Foto: Vigor Poodo / Unsplash (CC0)
In China dürfte der Boom von Elektroautos 262.000 vorzeitige Todesfälle verhindert haben; eine neue Tablette hilft gegen Erdnussallergien bei Kleinkindern; und Mexiko-Stadt errichtet riesige Sport- und Kulturzentren für die Ärmsten: Unsere neue Ausgabe ist da
Weltweit sterben jedes Jahr mehr als vier Millionen Menschen vorzeitig an den Folgen schlechter Außenluft; ein Viertel davon allein in China. Doch der Boom an Elektroautos scheint dafür zu sorgen, dass diese Todesfälle stark zurückgehen, wie eine neue Studie zeigt.

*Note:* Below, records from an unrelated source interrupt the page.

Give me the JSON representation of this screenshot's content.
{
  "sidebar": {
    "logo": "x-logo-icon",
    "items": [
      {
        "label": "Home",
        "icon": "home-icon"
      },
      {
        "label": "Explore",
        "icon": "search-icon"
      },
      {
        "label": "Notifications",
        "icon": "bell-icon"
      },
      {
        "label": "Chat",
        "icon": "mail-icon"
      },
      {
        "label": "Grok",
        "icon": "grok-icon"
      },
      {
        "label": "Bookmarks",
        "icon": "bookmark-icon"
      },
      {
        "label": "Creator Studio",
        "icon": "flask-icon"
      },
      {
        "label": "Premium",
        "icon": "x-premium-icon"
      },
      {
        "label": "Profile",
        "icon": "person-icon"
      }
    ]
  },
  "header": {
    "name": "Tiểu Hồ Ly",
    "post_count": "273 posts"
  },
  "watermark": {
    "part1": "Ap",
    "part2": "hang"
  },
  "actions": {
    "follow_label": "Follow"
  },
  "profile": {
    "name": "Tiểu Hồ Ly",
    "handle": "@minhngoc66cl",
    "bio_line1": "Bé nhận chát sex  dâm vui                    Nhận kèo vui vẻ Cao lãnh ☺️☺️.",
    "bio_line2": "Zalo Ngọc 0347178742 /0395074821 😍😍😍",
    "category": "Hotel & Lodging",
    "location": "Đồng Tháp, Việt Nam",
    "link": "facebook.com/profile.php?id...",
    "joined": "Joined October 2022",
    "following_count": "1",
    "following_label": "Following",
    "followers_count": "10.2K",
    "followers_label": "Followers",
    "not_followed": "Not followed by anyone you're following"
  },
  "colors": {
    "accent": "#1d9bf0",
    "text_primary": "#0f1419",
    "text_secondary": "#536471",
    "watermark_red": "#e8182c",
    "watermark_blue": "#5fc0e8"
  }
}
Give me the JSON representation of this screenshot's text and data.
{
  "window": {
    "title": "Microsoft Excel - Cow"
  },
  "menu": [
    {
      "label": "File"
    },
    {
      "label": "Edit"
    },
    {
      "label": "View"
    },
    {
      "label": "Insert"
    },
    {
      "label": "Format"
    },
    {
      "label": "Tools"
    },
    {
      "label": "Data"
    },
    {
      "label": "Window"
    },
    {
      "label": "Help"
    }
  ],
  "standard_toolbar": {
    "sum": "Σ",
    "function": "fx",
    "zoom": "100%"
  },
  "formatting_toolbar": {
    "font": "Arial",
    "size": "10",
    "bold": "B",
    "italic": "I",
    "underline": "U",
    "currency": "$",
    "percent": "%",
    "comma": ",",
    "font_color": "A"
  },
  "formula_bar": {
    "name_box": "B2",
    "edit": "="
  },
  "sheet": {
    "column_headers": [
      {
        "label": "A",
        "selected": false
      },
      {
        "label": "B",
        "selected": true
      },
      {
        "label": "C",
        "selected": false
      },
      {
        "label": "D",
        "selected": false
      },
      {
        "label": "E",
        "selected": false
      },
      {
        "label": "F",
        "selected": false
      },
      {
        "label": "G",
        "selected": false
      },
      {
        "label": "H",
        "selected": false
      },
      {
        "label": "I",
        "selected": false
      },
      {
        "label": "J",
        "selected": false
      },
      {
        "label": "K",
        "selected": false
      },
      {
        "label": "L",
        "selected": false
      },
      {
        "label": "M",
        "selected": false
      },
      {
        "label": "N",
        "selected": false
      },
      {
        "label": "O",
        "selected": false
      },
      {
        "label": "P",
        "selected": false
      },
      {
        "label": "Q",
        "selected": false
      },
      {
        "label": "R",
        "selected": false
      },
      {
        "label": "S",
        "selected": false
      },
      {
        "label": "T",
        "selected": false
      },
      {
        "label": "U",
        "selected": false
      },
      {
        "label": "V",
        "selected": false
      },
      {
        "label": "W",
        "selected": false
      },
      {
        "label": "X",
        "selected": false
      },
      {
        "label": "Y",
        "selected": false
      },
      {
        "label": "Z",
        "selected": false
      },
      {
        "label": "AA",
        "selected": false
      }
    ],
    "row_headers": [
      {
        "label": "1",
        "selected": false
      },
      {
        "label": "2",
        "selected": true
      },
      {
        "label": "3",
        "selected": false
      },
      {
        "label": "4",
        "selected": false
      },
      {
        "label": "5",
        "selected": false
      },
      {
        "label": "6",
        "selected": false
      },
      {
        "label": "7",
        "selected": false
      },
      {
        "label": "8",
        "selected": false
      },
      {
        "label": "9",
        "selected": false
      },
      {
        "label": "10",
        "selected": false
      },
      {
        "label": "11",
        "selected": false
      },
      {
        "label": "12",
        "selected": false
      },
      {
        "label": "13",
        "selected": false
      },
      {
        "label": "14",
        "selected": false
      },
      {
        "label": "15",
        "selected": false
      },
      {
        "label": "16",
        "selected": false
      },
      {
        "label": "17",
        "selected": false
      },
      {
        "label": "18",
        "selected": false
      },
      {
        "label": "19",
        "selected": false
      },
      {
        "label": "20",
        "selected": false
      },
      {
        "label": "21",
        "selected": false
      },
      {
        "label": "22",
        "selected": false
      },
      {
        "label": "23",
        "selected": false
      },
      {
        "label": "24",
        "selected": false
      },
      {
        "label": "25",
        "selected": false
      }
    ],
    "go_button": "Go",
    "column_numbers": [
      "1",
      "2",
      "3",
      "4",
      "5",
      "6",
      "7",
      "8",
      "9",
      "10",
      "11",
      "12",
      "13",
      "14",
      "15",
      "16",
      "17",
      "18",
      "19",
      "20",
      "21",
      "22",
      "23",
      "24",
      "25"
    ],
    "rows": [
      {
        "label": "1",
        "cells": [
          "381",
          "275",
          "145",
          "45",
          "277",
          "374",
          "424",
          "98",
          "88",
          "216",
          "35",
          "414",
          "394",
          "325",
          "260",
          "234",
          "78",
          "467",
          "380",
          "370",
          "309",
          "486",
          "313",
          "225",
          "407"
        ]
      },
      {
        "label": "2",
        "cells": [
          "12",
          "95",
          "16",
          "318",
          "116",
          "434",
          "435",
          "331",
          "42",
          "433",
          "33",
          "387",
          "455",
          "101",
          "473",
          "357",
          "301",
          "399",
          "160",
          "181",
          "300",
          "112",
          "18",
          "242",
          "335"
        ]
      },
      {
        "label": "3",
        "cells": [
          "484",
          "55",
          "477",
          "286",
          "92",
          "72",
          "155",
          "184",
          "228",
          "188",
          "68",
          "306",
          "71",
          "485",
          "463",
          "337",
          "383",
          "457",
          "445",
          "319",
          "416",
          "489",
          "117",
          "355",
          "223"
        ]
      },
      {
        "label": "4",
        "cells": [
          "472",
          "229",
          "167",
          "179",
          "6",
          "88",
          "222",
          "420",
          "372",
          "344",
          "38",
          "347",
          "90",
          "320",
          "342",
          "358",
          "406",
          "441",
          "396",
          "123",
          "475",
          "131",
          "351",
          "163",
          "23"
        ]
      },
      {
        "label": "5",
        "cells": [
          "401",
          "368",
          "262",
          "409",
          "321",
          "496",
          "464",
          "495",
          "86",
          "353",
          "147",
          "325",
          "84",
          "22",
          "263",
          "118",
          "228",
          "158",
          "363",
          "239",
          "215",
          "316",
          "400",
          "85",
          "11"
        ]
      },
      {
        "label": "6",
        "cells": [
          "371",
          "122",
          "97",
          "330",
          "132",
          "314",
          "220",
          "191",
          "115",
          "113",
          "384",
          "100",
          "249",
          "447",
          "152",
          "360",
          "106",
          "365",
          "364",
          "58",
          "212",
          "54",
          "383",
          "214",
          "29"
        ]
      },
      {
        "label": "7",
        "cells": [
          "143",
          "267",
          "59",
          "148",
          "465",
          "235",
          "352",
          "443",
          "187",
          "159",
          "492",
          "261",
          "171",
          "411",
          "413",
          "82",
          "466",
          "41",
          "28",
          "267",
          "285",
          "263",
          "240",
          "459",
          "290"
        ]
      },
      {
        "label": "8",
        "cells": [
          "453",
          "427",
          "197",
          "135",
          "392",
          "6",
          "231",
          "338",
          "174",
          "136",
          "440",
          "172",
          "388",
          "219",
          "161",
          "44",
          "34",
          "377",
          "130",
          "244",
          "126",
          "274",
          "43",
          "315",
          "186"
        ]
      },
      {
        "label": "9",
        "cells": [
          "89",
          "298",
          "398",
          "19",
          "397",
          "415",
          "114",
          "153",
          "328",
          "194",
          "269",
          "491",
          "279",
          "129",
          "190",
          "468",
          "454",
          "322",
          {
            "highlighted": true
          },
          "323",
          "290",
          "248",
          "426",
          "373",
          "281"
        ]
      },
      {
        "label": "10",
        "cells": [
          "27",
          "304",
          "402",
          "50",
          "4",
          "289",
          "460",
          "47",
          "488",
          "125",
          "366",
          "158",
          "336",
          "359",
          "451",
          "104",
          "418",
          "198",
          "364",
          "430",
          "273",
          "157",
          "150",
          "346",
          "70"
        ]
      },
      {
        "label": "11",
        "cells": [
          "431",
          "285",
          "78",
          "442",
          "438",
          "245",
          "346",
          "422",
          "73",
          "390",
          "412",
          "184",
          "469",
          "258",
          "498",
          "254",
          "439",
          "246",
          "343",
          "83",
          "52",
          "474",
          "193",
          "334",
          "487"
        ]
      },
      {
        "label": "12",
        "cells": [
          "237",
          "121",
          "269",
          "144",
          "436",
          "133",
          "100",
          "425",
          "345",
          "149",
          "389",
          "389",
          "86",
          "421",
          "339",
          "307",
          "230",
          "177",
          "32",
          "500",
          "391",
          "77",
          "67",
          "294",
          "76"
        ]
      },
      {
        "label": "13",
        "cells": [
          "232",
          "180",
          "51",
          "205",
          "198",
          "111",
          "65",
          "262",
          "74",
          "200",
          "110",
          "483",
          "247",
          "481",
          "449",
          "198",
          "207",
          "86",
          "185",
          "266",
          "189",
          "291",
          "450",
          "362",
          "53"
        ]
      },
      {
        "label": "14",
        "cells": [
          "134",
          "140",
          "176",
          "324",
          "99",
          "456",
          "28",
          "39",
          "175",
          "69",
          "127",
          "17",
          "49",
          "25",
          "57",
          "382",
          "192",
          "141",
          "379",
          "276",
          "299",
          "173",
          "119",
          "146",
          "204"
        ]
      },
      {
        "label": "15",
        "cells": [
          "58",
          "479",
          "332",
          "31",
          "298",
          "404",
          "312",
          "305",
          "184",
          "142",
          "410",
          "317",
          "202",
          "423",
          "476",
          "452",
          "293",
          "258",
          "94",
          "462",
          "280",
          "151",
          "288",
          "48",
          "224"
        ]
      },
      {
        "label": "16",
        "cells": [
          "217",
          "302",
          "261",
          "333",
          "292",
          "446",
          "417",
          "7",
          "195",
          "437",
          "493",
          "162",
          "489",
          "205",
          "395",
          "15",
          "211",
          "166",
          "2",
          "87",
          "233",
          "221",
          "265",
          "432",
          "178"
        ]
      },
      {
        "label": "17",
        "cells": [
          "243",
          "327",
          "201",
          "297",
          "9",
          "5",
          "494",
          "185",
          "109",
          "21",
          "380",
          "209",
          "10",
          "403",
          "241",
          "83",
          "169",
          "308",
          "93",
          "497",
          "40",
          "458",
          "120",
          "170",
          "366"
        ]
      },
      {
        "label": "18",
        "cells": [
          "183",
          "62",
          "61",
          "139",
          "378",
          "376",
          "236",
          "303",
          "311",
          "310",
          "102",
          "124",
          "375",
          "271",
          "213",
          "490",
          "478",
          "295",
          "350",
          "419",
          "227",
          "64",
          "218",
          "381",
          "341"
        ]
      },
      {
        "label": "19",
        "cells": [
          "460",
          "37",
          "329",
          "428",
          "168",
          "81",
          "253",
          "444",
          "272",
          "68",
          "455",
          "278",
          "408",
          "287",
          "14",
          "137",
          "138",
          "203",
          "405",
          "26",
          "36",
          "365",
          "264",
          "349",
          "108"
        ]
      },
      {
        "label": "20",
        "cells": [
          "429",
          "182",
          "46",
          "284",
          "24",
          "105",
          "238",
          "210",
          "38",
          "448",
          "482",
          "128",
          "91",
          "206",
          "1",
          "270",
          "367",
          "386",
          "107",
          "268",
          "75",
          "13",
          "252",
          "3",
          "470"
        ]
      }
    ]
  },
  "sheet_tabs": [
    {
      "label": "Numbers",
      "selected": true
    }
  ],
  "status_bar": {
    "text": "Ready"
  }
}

Quelle: Frankfurter Rundschau
Innerhalb von sechs Jahren hat sich der weltweite Absatz von Elektroautos verzehnfacht. Während 2019 nur 1 Prozent der verkauften Neuwagen Elektro-PKW waren, waren es 2025 schon 25 Prozent. In China lag der Anteil im Mai dieses Jahres sogar bei 63 Prozent. Und in Norwegen sind mittlerweile 99 Prozent der verkauften Neuwagen E-Autos.
Quelle: Deutsche Welle
In England ist zwischen 2020 und 2024 zum ersten Mal keine einzige Frau zwischen 20 und 24 Jahren an Gebärmutterhalskrebs gestorben. Die Einführung von HPV-Impfungen hat das Sterberisiko für junge Frauen dort auf nahezu null gesenkt. In Deutschland liegen die Impfquoten erst zwischen 42 und 55 Prozent.
Quelle: Zeit Online
Eine schwedische Studie zeigt vielversprechende Ergebnisse bei der Behandlung von Erdnussallergien im Kindesalter. Durch eine Immuntherapie in Form von Tabletten stieg die Verträglichkeit von Erdnussproteinen bei 82 Prozent der teilnehmenden Kleinkinder deutlich an.
Quelle: ORF
Demenz wird oft zu spät erkannt, um sie gut behandeln zu können. Ein US-Forschungsteam hat nun eine Methode entdeckt, um Betroffene früh und ohne viel Aufwand zu erkennen: durch eine routinemäßige KI-Analyse alltäglicher Gespräche in Arztpraxen und Kliniken.
Quelle: MDR
Ein Brüsseler Berufungsgericht hat Belgien erstmals zur Entschädigung von Opfern kolonialer Gewalt verurteilt. Fünf Frauen erhalten nun Schadenersatz. Sie waren während der belgischen Kolonialherrschaft im Kongo nach der Geburt ihren Müttern entrissen worden.
Quelle: Tagesschau
In Brandenburg wird erstmals ein Bürgerrat eingesetzt, um Vorschläge für die Gestaltung des öffentlich-rechtlichen Rundfunks zu liefern. Vorgesehen ist ein Gremium mit 51 zufällig ausgewählten Personen. Die Themen reichen von journalistischer Qualität und Medienvielfalt bis hin zur Digitalisierung.
Quelle: rbb24
Zu DDR-Zeiten gehörten Eisenhüttenstadt und Guben zu den sozialistischen Vorzeigestädten. Nun kämpfen sie mit Abwanderung und haben Angebote zum Probewohnen gestartet. Nach einem CNN-Bericht kamen dafür Bewerbungen aus aller Welt. Auch das Interesse der Einheimischen ist groß.
Quelle: Deutschlandfunk
Rund ein Drittel des Schweizer Waldes ist in privater Hand. Was viele nicht wissen: Mancherorts kann man einen Quadratmeter schon für einen Franken kaufen. Eine neue Bewegung von Eigentümern erwirbt nun Wald, um ihn der Natur zurückzugeben.
Quelle: SRF
Iztapalapa ist einer der prekärsten Bezirke von Mexiko-Stadt. Doch in der Utopía Libertad kann man sogar Tennis und Golf spielen. Daneben gibt es Kunstkurse, Bildungs-Workshops, günstiges Essen und viele weitere Sportangebote. Bis zum Ende ihrer Amtszeit will Bürgermeisterin Clara Brugada insgesamt 100 solcher Zentren eröffnet haben.